Rosella Hightower

Rosella Hightower is the first dancer who attained an élite position on European stages. She is considered one of the most well-known dancers of her time.

In 1938, she was a teenager and she came in Europe to rejoin Léonide Massine who promised her a place in the “Ballets Russes de Monte-Carlo". Her financial means were modest, so she was able to travel thank to some ladies from Kansas City, who generously joined their resources to give her a chance. Rosella passed that first audition successfully.

In 1941 her career began. The “American Theater Ballet”, recently founded, took her as one of its soloists. Her name appeared in the performances of the main ballets next to other young talents as Nora Kaye, Jérôme Robbins, Alicia Alonso.
She was offered her first role as étoile by the “Metropolitan Opera” of New York, when suddenly she had to replace Alicia Markova in her favorite role, “Giselle”. Audacious as usually, she took the colleague’s role after few hours of rehearsals. The bet turn out to be winning and people started talking about her.

In 1946 in New York she created “Constantia” and “Sebastian” with the company of the “Original Russian Ballet”, whose famous patron, the Marquis of Cuevas, was one of the participants.

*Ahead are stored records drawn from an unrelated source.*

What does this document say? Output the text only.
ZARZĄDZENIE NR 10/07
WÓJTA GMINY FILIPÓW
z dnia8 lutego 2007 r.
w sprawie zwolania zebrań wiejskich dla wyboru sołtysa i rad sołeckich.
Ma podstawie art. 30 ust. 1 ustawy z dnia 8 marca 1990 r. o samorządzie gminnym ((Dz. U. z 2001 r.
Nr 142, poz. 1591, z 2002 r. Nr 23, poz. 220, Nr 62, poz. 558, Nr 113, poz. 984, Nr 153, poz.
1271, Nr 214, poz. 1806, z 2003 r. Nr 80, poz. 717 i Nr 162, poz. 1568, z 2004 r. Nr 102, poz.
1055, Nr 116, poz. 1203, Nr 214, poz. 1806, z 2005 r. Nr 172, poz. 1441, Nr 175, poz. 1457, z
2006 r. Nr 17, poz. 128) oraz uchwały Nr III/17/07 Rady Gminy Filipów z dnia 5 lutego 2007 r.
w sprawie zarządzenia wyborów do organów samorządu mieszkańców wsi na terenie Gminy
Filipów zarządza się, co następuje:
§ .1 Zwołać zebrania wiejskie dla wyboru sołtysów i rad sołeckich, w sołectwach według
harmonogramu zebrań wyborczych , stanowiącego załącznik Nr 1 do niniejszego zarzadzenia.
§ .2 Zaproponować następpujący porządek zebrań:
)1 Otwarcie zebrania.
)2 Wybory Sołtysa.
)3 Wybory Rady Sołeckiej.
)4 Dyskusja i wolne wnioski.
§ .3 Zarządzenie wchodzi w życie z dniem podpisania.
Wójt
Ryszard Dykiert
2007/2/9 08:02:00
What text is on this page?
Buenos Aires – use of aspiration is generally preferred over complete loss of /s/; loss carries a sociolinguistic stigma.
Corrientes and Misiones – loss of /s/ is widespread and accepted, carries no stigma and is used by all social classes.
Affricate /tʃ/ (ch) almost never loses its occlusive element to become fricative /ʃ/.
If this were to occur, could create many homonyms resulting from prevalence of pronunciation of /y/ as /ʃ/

The Marquis introduced her to Europe at the inauguration of the “New Ballet of Monte-Carlo”.

Rosella’s first show in Paris in 1947 was a sensation. She arrived impetuously, sustained by a kind of a sensual exaltation, free from any constraint, even in her most prodigious braveries. The audience is enraptured by her dynamism and her relaxed virtuosity.

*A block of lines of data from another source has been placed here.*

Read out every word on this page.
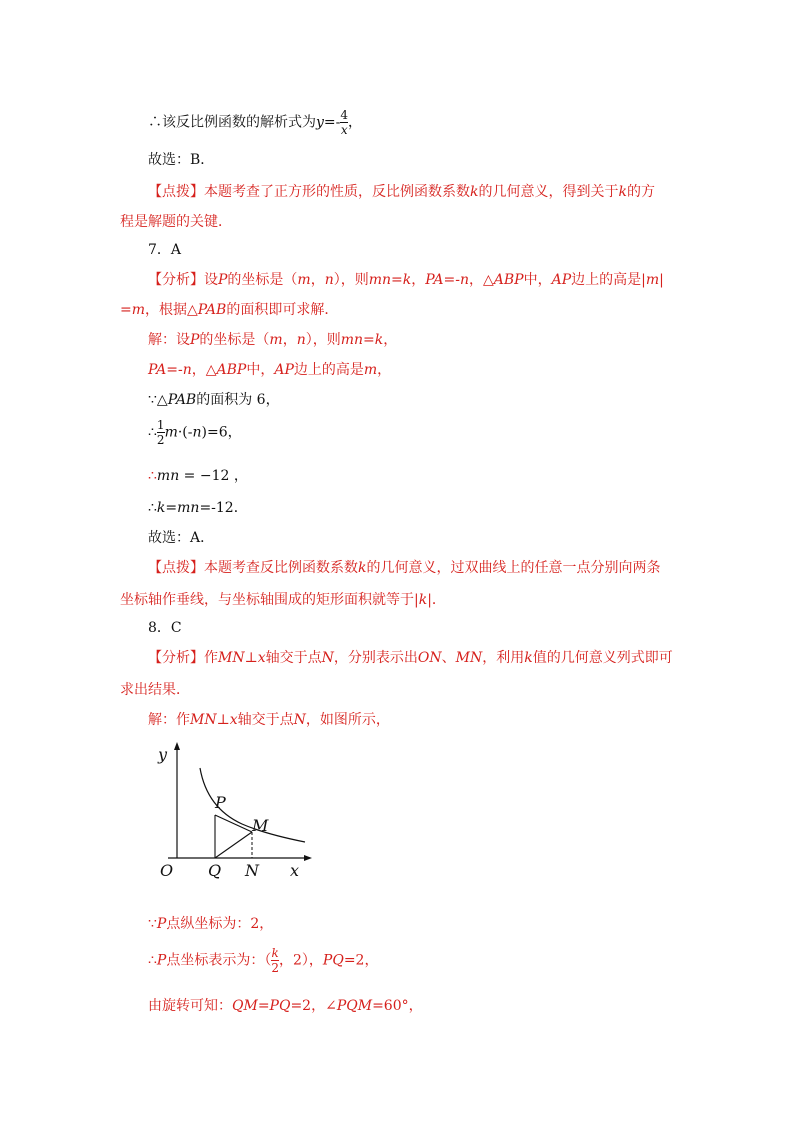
∴该反比例函数的解析式为$y=- \frac{4}{x}$ ，
故选：B．
【点拨】本题考查了正方形的性质，反比例函数系数k的几何意义，得到关于k的方
程是解题的关键．
7．A
【分析】设P的坐标是（m，n），则mn=k，PA=-n，△ABP中，AP边上的高是|m|
=m，根据△PAB的面积即可求解．
解：设P的坐标是（m，n），则mn=k，
PA=-n，△ABP中，AP边上的高是m，
∵△PAB的面积为 6，
∴ $\frac{1}{2} m\cdot(-n)=6$，
∴mn = −12 ，
∴k=mn=-12．
故选：A．
【点拨】本题考查反比例函数系数k的几何意义，过双曲线上的任意一点分别向两条
坐标轴作垂线，与坐标轴围成的矩形面积就等于|k|．
8．C
【分析】作MN⊥x轴交于点N，分别表示出ON、MN，利用k值的几何意义列式即可
求出结果．
解：作MN⊥x轴交于点N，如图所示，
y
x
O Q N
P
M
∵P点纵坐标为：2，
∴P点坐标表示为：（ $\frac{k}{2}$ ，2），PQ=2，
由旋转可知：QM=PQ=2，∠PQM=60°，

Rosella Hightower worked for 15 year for the Marquis of Cuevas, at the head of the company she was the uncontested queen of. Notwithstanding her itinerant life and a superhuman physical work, she never stopped to get passionate by everything that surrounded her.

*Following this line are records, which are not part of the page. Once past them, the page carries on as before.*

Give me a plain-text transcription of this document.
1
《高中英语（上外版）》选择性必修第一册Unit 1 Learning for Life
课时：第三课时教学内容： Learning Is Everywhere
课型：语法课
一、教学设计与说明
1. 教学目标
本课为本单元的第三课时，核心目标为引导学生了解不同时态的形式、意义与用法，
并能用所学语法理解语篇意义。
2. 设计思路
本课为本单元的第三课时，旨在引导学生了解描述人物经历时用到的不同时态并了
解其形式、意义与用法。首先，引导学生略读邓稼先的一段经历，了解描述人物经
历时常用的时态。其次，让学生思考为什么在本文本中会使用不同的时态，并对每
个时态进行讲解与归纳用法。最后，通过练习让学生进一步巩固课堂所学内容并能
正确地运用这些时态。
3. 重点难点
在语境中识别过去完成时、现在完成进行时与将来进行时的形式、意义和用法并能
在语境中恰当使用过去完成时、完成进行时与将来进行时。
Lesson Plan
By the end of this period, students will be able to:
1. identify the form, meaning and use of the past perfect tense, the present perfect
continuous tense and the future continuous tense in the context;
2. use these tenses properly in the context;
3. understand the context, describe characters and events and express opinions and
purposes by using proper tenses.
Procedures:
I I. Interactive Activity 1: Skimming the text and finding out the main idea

Dancer of movement, not of lines, she vibrated and quivered, even in the immobility. This Oklahoma daughter, of Indian origins, she ignored the affected postures, she danced “largely”, tracing audacious curves in the space, often refusing to care for the details. She conferred at her own way of dancing a sort of malicious humor, just like she was laughing at her braveries, her own perfect balances, her stunning pirouettes.

In 1961 she founded the International Dance Center, a center that revolutionized the conception of the dance teaching. It became in a few years one of the ten best dance school in the world, and it taught to a multitude of internationally famous artists.